Awareness training is important to some but it may be targeted at specific individual types. Respondents to this year's survey said that network security, security management and security policies were important for training. This kind of training is often done at a higher level than the average employee and there may be a gap in security as a result of this. Certainly the IT administrators and other IT staff are getting the necessary training but the bulk of the population in organizations may be missing out on something that is critical for the sake of company security.
Knowing, as they say, is half the battle. And many organizations aren't that interested, it seems, in necessarily knowing or learning overall.
Also, it appears that they are tight lipped as well. 50% said that they do not belong to an information sharing organization. I find this rather disturbing, as sharing information about attack types and detected vulnerabilities is critical. I've long been an advocate of full disclosure and believe it's even more important now as systems become even more complex than they were even 5 years ago.
While some may infer that exploits only occur when a patch is released, the reality is that exploits are constantly being created and explored. They become more numerous after patches, certainly, but creating patches can take time and if we know about the vulnerability beforehand we may be able to put in place stopgap measures that minimize the impact. This would help reduce any potential bad publicity that might occur should a system be compromised prior to a patch release.

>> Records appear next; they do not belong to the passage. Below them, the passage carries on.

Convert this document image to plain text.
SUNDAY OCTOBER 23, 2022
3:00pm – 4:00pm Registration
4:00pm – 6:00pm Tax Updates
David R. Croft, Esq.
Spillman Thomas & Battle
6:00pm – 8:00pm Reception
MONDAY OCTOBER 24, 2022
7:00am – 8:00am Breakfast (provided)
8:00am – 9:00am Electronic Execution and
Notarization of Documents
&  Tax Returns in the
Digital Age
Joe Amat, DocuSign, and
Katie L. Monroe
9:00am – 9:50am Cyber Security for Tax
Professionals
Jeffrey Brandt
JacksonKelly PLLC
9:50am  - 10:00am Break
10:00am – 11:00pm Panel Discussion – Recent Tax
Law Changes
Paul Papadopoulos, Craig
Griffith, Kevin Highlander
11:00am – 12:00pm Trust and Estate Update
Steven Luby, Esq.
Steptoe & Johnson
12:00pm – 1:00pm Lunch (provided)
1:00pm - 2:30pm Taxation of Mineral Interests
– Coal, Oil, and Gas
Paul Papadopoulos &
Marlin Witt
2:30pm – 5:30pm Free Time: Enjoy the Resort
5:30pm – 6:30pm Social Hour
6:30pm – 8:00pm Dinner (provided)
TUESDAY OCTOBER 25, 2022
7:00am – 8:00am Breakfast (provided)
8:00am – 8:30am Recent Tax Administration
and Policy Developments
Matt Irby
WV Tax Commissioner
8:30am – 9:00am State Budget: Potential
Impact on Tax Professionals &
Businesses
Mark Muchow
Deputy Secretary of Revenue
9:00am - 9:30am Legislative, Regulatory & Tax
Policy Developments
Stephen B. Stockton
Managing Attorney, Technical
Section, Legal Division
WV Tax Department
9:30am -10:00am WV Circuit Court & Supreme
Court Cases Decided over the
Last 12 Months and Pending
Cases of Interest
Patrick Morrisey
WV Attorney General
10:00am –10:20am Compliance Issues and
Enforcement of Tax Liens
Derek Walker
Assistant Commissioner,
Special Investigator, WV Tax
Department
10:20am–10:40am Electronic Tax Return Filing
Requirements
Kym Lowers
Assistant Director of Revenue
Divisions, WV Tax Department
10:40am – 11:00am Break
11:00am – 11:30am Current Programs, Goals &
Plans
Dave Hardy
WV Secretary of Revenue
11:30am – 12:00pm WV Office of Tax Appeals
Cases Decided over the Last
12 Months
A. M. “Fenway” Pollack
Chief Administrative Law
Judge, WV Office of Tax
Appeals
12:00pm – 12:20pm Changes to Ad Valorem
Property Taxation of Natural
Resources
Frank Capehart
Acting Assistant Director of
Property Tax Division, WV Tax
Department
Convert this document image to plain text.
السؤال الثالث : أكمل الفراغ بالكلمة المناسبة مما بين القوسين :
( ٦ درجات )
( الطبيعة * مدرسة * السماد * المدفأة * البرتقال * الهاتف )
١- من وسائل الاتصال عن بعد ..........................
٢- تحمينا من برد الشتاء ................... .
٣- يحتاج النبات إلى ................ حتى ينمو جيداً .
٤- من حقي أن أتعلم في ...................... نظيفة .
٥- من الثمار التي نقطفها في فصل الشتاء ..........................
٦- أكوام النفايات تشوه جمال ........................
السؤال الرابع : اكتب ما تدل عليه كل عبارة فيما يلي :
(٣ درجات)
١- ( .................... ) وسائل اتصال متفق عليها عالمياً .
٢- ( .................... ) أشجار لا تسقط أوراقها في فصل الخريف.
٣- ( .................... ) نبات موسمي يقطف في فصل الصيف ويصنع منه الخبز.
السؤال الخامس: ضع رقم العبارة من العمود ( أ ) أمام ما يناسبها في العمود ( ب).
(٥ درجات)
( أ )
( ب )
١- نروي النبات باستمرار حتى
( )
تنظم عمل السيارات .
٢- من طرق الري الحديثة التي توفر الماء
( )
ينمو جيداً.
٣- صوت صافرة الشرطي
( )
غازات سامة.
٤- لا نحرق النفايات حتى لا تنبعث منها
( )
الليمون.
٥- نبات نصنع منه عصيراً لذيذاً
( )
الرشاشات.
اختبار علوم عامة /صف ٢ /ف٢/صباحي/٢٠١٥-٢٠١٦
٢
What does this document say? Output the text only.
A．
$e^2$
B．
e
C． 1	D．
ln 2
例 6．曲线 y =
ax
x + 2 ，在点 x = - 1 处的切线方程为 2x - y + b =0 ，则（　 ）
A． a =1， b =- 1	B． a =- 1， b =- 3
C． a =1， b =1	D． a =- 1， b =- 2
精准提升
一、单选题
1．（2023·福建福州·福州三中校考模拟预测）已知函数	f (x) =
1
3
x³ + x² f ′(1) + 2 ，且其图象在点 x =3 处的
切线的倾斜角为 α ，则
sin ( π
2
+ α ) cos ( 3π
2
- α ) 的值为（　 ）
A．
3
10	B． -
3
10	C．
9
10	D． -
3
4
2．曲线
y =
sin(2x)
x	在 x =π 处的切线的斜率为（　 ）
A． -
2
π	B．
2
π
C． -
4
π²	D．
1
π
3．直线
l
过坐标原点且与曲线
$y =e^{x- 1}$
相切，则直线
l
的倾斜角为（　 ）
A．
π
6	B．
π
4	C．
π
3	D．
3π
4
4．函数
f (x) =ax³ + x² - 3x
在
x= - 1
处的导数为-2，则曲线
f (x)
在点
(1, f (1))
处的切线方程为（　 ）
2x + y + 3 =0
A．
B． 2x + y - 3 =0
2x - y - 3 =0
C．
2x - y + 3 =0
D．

In fact, negative publicity still likely remains the main reason as to why few companies go to law enforcement or get legal advice after an incident. The mainstream media doesn't truly understand security and when a breach happens, they only publish the details that will attract eyeballs rather than facts that explain how to properly deal with the issue or that the company did all necessary due diligence possible.
The last portion of the survey covered the effects of Sarbanes-Oxley, or rather, the perceived effects. While most feel it has been effective there are is large chunk -- about 25% -- that feels it hasn't. While SOX was meant to encourage more of a corporate policy or adherence to security, it may not be as effective as planned. It may also be due to a lack of understanding as to why it would be helpful. This would tie into security training again, specifically non-technical training along the lines of awareness and understanding of the impact of security in general.
All public companies need to comply with SOX and the rules it sets forth help to encourage effective processes. In fact, these processes can streamline security and make it easier to detect flaws in systems.
One of the newer items was an open-ended question as to what is the major security issue that an organization will face over the next couple of years. Not surprisingly, most of the responses centered on data protection and legal issues and compliance. Without a doubt data protection is critical as is ensuring that we meet or exceed any new laws. Dealing with both of these requires non-technical solutions and more of a managerial bent. I wonder if most of the respondents to this open-ended question were from managerial positions.
As with previous years, the CSI survey is invaluable to the IT security industry at giving us a peek into how we tick. Robert Richardson and his crew do an excellent job at providing us the glimpse we need to better understand our own nature. While there are always more questions and more input we would want in the survey, without it we wouldn't have an idea as to how security is truly viewed by those in the industry.
And as I've said repeatedly, knowing is half the battle.